Les images avaient inquiété à Suzuka. Mais après son violent crash, Bearman assure être déjà prêt à reprendre la piste à Miami.

Les images avaient marqué : Oliver Bearman boitant, soutenu par deux commissaires, puis le lendemain en difficulté pour monter dans un train. À Suzuka, le choc avait été très violent.
À plus de 50G dans les barrières, le pilote Haas a subi l’impact le plus impressionnant de ce début de saison, après avoir tenté d’éviter l’Alpine au ralenti de Franco Colapinto. De quoi figer le paddock pendant de longues minutes.
Le diagnostic a toutefois rapidement calmé les inquiétudes. Aucune fracture n’a été détectée après les examens médicaux, même si le corps a été mis à rude épreuve.
Le retour vers l’Europe n’a d’ailleurs pas été une formalité. « Oui, je vais très bien, merci de le demander. Le voyage a été difficile, tout simplement parce qu’après ça, je ne bougeais plus beaucoup. J’avais un peu de gonflement au niveau du genou, mais tout va bien maintenant », a-t-il confié à SPORTbible.
Signe que l’alerte appartient déjà au passé, Bearman a rapidement repris ses habitudes. Quelques jours seulement après Suzuka, il était de retour au simulateur.

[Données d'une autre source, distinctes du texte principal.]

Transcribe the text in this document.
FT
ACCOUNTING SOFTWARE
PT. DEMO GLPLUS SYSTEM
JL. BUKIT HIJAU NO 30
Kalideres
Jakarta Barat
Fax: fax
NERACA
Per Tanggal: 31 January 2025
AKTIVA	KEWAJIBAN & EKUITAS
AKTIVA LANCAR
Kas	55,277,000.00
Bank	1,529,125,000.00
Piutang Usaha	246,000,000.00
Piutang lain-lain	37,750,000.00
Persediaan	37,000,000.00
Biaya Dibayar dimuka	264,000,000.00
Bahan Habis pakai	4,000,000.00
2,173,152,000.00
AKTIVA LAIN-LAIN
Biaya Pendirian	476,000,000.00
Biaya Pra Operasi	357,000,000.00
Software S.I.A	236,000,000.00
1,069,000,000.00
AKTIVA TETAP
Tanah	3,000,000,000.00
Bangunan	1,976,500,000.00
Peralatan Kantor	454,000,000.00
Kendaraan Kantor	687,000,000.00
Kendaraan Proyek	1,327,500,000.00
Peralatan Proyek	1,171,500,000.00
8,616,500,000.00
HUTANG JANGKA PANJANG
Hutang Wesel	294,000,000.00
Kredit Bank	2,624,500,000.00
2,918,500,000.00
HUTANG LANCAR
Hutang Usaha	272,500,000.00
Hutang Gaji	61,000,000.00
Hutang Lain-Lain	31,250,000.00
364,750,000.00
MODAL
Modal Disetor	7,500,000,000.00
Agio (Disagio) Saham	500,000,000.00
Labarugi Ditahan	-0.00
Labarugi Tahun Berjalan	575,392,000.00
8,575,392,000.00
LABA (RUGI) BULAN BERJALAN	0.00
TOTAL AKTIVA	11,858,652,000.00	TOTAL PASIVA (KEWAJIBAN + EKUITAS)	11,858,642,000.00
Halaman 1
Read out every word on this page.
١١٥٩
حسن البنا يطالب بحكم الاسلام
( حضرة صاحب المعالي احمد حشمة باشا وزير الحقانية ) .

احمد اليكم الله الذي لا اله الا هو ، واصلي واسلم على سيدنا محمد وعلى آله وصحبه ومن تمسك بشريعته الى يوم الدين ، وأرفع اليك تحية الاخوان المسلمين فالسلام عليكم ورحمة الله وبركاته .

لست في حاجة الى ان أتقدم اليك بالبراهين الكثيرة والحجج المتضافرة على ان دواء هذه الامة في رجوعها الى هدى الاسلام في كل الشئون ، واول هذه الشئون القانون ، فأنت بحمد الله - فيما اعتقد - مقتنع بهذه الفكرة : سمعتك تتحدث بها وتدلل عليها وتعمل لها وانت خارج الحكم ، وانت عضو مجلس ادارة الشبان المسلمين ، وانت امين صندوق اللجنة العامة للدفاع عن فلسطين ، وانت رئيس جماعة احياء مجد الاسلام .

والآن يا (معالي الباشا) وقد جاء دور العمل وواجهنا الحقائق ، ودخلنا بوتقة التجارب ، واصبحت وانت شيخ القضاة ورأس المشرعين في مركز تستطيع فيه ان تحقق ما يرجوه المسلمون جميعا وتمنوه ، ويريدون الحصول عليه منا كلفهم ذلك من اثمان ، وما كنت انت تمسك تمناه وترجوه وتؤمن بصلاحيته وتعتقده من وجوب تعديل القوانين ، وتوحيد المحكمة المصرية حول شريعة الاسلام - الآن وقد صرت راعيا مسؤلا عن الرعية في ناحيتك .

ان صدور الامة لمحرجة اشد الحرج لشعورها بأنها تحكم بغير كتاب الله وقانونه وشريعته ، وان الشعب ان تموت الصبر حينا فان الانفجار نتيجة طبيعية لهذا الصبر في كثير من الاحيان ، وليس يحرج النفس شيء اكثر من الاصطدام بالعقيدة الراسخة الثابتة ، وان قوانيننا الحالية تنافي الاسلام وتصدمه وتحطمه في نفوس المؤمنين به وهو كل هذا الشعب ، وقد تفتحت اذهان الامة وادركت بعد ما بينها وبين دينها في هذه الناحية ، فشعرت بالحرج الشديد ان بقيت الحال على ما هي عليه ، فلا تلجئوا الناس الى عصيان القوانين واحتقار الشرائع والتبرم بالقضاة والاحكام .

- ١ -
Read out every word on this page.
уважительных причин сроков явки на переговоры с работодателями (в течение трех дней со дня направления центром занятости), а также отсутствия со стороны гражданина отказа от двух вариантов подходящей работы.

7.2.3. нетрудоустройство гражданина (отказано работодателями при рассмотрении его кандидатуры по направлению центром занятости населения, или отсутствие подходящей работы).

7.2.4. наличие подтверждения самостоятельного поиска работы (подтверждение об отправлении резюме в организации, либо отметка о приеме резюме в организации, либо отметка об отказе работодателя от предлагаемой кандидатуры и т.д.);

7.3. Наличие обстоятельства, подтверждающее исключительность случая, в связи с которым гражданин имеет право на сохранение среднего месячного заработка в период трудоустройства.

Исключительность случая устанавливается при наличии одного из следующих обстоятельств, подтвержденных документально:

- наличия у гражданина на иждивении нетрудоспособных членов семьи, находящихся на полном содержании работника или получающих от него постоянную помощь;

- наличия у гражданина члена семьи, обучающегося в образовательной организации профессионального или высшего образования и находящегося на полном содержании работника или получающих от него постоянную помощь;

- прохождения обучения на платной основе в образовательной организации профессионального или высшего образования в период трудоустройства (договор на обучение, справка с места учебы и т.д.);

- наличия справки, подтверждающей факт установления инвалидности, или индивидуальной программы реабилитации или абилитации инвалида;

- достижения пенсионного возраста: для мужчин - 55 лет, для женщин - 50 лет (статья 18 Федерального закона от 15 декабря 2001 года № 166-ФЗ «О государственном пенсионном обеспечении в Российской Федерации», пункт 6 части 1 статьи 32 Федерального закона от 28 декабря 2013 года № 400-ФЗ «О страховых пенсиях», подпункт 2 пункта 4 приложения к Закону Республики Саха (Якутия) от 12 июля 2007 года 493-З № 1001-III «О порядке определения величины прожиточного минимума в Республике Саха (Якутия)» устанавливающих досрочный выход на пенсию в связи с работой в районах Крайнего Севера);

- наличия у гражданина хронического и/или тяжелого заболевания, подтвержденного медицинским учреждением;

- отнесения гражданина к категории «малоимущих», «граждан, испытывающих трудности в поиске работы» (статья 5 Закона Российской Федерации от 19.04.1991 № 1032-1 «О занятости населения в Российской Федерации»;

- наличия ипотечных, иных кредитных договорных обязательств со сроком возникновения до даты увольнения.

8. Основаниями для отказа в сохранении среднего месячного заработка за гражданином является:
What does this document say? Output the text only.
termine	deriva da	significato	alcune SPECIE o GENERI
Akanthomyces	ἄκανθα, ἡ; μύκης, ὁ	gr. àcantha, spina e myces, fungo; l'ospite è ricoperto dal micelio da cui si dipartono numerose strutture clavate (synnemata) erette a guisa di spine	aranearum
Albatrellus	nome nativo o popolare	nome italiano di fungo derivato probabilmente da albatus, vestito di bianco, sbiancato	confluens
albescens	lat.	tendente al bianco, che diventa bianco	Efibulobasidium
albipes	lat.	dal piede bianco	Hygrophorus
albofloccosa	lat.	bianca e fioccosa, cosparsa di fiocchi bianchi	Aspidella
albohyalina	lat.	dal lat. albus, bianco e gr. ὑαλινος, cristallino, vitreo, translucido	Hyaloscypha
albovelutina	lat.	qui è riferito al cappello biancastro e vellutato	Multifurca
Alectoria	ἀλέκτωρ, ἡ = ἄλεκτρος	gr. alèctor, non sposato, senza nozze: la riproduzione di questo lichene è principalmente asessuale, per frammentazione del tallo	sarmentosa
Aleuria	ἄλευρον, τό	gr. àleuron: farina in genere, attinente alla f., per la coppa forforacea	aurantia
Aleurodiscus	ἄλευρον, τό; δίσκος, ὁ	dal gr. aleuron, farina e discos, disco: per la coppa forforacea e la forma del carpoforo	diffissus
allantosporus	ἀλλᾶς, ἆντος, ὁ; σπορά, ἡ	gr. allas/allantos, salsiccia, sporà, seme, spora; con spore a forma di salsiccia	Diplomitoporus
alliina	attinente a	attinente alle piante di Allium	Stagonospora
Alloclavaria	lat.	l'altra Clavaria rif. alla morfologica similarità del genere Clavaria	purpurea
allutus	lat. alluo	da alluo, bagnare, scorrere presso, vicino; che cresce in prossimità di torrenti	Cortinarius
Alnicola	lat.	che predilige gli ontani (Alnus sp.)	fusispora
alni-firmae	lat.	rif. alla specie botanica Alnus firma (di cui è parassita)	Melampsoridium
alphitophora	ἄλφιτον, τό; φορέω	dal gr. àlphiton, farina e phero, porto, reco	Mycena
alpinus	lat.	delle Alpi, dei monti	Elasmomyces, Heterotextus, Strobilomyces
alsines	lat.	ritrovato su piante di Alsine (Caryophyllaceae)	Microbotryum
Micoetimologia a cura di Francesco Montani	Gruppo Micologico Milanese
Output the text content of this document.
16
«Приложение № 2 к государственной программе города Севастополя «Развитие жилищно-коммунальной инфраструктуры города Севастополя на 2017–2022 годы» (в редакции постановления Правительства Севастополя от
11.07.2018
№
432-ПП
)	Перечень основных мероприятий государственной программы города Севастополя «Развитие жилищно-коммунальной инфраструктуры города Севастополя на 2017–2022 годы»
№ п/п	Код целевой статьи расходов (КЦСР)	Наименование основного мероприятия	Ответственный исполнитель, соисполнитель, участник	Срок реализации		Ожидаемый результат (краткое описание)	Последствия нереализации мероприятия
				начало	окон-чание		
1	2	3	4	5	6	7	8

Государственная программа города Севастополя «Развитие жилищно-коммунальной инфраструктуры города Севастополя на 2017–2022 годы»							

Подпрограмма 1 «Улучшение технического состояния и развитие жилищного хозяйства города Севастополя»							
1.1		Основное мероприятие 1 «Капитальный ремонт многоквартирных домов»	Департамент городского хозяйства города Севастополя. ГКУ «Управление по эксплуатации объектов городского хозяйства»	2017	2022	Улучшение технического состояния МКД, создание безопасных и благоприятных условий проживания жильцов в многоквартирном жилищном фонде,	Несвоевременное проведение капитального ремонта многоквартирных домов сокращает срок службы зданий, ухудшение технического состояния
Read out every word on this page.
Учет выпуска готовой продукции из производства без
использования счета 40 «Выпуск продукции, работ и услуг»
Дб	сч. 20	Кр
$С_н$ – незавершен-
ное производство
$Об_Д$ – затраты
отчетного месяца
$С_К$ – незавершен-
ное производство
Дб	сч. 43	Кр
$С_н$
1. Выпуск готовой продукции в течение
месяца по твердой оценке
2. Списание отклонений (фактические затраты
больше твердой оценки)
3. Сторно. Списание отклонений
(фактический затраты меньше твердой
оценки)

« En fait, j’étais déjà en train de piloter sur simulateur dès mercredi ou jeudi, car mon frère Thomas et moi nous entraînions pour une course d’endurance. Ça aurait pu être bien pire, donc je suis très reconnaissant et j’ai hâte de retourner en piste à Miami. »
L’épisode japonais n’efface pas pour autant son début de saison solide. Avec 17 points inscrits, le Britannique pointe à une prometteuse 7e place au championnat.
Chez Haas, cette progression est observée avec lucidité. Ayao Komatsu sait que son pilote s’inscrit dans une trajectoire qui dépasse l’écurie américaine.
Pur produit de la filière Ferrari, Bearman reste destiné à Maranello à moyen terme. En attendant, Haas profite d’un pilote déjà capable d’encaisser un choc majeur… et de repartir presque aussitôt.